This, of course, is mere conjecture on the part of the author; but that he has, at least, probability on his side, may be inferred from the extraordinary outlay attending the Scottish expeditions, as proved by the following extracts from the Wardrobe Accounts—exhibiting the Revenue and Expenditure of Edward for the year 1300, and including the disbursements occasioned by the invasion of Scotland during that year:—
| Total amount of receipts, p. Exchequer, for this present 28. year of Edward I. — | L.49,048 19 10 |
| Fines levied, and proceeds of stores, horses, &c. sold | 9,106 16 2½ |
| Per fo. 15. | L.58,155 16 0½ |
| Charges on Scottish War. |
| For royal garrisons and castles in Scotland, fo. 154. | L.18,638 1 8 |
| ... replacing horses killed or destroyed in King’s service, belonging to knights, and officers, and gratification to messengers, servants, &c. fo. 187. | 4,386 4 5 |
| ... annual fees to knights of King’s household, wages of bannerets and simple knights, &c. fo. 210. | 3,077 19 0 |
| ... wages of engineers, archers, sergeants-at-arms of King’s household, esquires, &c. fo. ix. Observ. on W. A. | 1,038 10 7 |
| ... wages of foot-soldiers, crossbow-men, archers, artificers and workmen, fo. 270. | 4,446 9 11½ |
| ... wages of seamen belonging to the fleet of the Cinque Ports and other towns, employed in the King’s service, fo. 279. | 1,233 9 8 |
| Amount of charges for the year | L.32,820 15 3½ |
* * * * *
| Separate Disbursements. |
| Alms and charitable donations of the King and his family, fo. 47. | L.1,166 14 6 |
| Necessaries for the King’s household, travelling expenses, ambassadors, messengers to Court of Rome, wages of King’s servants not on the Marshall’s roll, &c. (Observ. on W. A. fo. viii.) | 3,338 19 3 |
| Expenses of messengers and others, despatched on King’s business, fo. 303. | 87 11 1 |
| Falconers, huntsmen, &c. fo. 309 | 77 6 11½ |
| Allowance to bannerets, knights, clerks, and other servants of the King’s household for their winter and summer robes, fo. 331. | 714 3 4 |
| Expenses of sundry furnishings for the Royal household, including separate expenses of the Queen and her household, amounting to L.3668, 2s. 9d., and Chancellor’s fee, amounting to L.581, 9s. 9d. fo. 360. | 15,575 18 5½ |
| “The account then states the payments contained in this book to amount to | L.53,178 15 0 |
| “To which are added the expenses of the household contained in a separate account, amounting to | L.10,969 16 0½ |
| And “the whole of the national expenditure, within this department, during one entire year,” is stated at | L.64,105 0 5 |
| It is added, “The account is corrected and approved by the comptroller in every page; but the balance is not struck. If we take, however, the sum told of the money received, which amounted to | L.58,155 16 2 |
| And deduct it from the money paid, we shall find a balance due to the accountant, amounting to | 5,949 4 3 ” |
On data furnished by the ascertained difference in the value of silver in 1300, which is stated to be “thrice as much” as it was in 1700, and the comparative value of certain provisions, estimated, as being in 1300, “five times as cheap” as in 1700. Bishop Fleetwood “makes the difference of the value of a shilling between the two periods to be fifteen;” and it is added, “supposing this calculation to be well-founded, computations might be made, so as to form a judgment of the difference between the latter of those periods and the present time.”—(Vide p. xii. Observations on Wardrobe Account, 1787.)

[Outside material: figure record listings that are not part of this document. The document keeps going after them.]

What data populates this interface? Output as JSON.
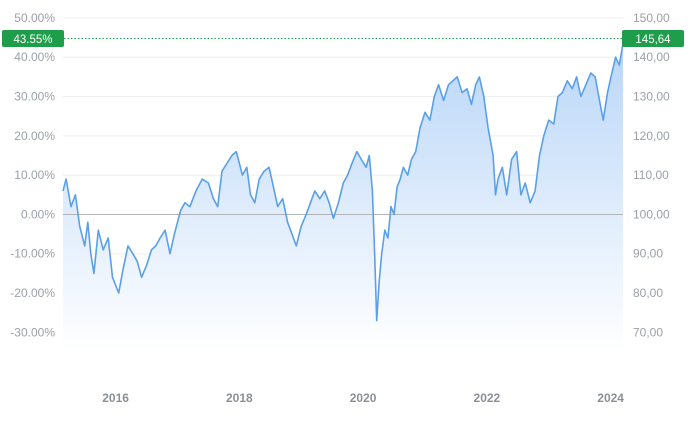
{
  "chart_data": {
    "type": "area",
    "y_left": {
      "ticks": [
        "50.00%",
        "40.00%",
        "30.00%",
        "20.00%",
        "10.00%",
        "0.00%",
        "-10.00%",
        "-20.00%",
        "-30.00%"
      ],
      "range": [
        -35,
        51
      ]
    },
    "y_right": {
      "ticks": [
        "150,00",
        "140,00",
        "130,00",
        "120,00",
        "110,00",
        "100,00",
        "90,00",
        "80,00",
        "70,00"
      ],
      "range": [
        65,
        151
      ]
    },
    "x_ticks": [
      {
        "label": "2016",
        "year": 2016.0
      },
      {
        "label": "2018",
        "year": 2018.0
      },
      {
        "label": "2020",
        "year": 2020.0
      },
      {
        "label": "2022",
        "year": 2022.0
      },
      {
        "label": "2024",
        "year": 2024.0
      }
    ],
    "x_range": [
      2015.15,
      2024.2
    ],
    "current_percent_label": "43.55%",
    "current_value_label": "145,64",
    "current_percent": 43.55,
    "baseline_percent": 0,
    "colors": {
      "line": "#5aa0e8",
      "area_top": "#b9d6f8",
      "area_bottom": "#ffffff",
      "badge": "#1e9e4a",
      "baseline": "#b4b4b4",
      "grid": "#eeeeee",
      "dotted_line": "#1e9e4a"
    },
    "series": [
      {
        "x": [
          2015.15,
          2015.2,
          2015.28,
          2015.35,
          2015.42,
          2015.5,
          2015.55,
          2015.6,
          2015.65,
          2015.72,
          2015.8,
          2015.88,
          2015.95,
          2016.05,
          2016.12,
          2016.2,
          2016.28,
          2016.35,
          2016.42,
          2016.5,
          2016.58,
          2016.65,
          2016.72,
          2016.8,
          2016.88,
          2016.95,
          2017.05,
          2017.12,
          2017.2,
          2017.3,
          2017.4,
          2017.5,
          2017.58,
          2017.65,
          2017.72,
          2017.8,
          2017.88,
          2017.95,
          2018.05,
          2018.12,
          2018.18,
          2018.25,
          2018.32,
          2018.4,
          2018.48,
          2018.55,
          2018.62,
          2018.7,
          2018.78,
          2018.85,
          2018.92,
          2019.0,
          2019.08,
          2019.15,
          2019.22,
          2019.3,
          2019.38,
          2019.45,
          2019.52,
          2019.6,
          2019.68,
          2019.75,
          2019.82,
          2019.9,
          2019.97,
          2020.05,
          2020.1,
          2020.15,
          2020.19,
          2020.22,
          2020.26,
          2020.3,
          2020.35,
          2020.4,
          2020.45,
          2020.5,
          2020.55,
          2020.6,
          2020.65,
          2020.72,
          2020.78,
          2020.85,
          2020.92,
          2021.0,
          2021.08,
          2021.15,
          2021.22,
          2021.3,
          2021.38,
          2021.45,
          2021.52,
          2021.6,
          2021.68,
          2021.75,
          2021.82,
          2021.88,
          2021.95,
          2022.02,
          2022.1,
          2022.14,
          2022.18,
          2022.25,
          2022.32,
          2022.4,
          2022.48,
          2022.55,
          2022.62,
          2022.7,
          2022.78,
          2022.85,
          2022.92,
          2023.0,
          2023.08,
          2023.15,
          2023.22,
          2023.3,
          2023.38,
          2023.45,
          2023.52,
          2023.6,
          2023.68,
          2023.75,
          2023.82,
          2023.88,
          2023.95,
          2024.02,
          2024.08,
          2024.14,
          2024.2
        ],
        "y": [
          6,
          9,
          2,
          5,
          -3,
          -8,
          -2,
          -10,
          -15,
          -4,
          -9,
          -6,
          -16,
          -20,
          -14,
          -8,
          -10,
          -12,
          -16,
          -13,
          -9,
          -8,
          -6,
          -4,
          -10,
          -5,
          1,
          3,
          2,
          6,
          9,
          8,
          4,
          2,
          11,
          13,
          15,
          16,
          10,
          12,
          5,
          3,
          9,
          11,
          12,
          7,
          2,
          4,
          -2,
          -5,
          -8,
          -3,
          0,
          3,
          6,
          4,
          6,
          3,
          -1,
          3,
          8,
          10,
          13,
          16,
          14,
          12,
          15,
          6,
          -12,
          -27,
          -17,
          -10,
          -4,
          -6,
          2,
          0,
          7,
          9,
          12,
          10,
          14,
          16,
          22,
          26,
          24,
          30,
          33,
          29,
          33,
          34,
          35,
          31,
          32,
          28,
          33,
          35,
          30,
          22,
          15,
          5,
          9,
          12,
          5,
          14,
          16,
          5,
          8,
          3,
          6,
          15,
          20,
          24,
          23,
          30,
          31,
          34,
          32,
          35,
          30,
          33,
          36,
          35,
          29,
          24,
          31,
          36,
          40,
          38,
          43.55
        ]
      }
    ]
  }
}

An estimate of the expense of the Scottish war, according to this mode of computation, would therefore present the following result, for (1700) the period alluded to by Bishop Fleetwood:—
| Charges on Scottish war for 1300 | L.32,820 15 3½ |
| For difference in the weight of silver | 3 |
| L.98,462 5 10½ |
| For the variation in the value of money | 5 |
| | L.492,311 9 4½ |
being an increase of the sum of 32,820l. 15s. 3½d. of the year 1300, to 492,311l. 9s. 4½d., or nearly one-eighth of 3,895,205l., the revenue of the kingdom in the reign of William III., according to Sir John Sinclair:—while, from a statement by the same respectable authority, the whole revenue of the kingdom under Edward I. is estimated at 150,000l; the disbursements for the Scottish war will therefore be found to exceed, within one department of the national expenditure, one-fifth of the national income.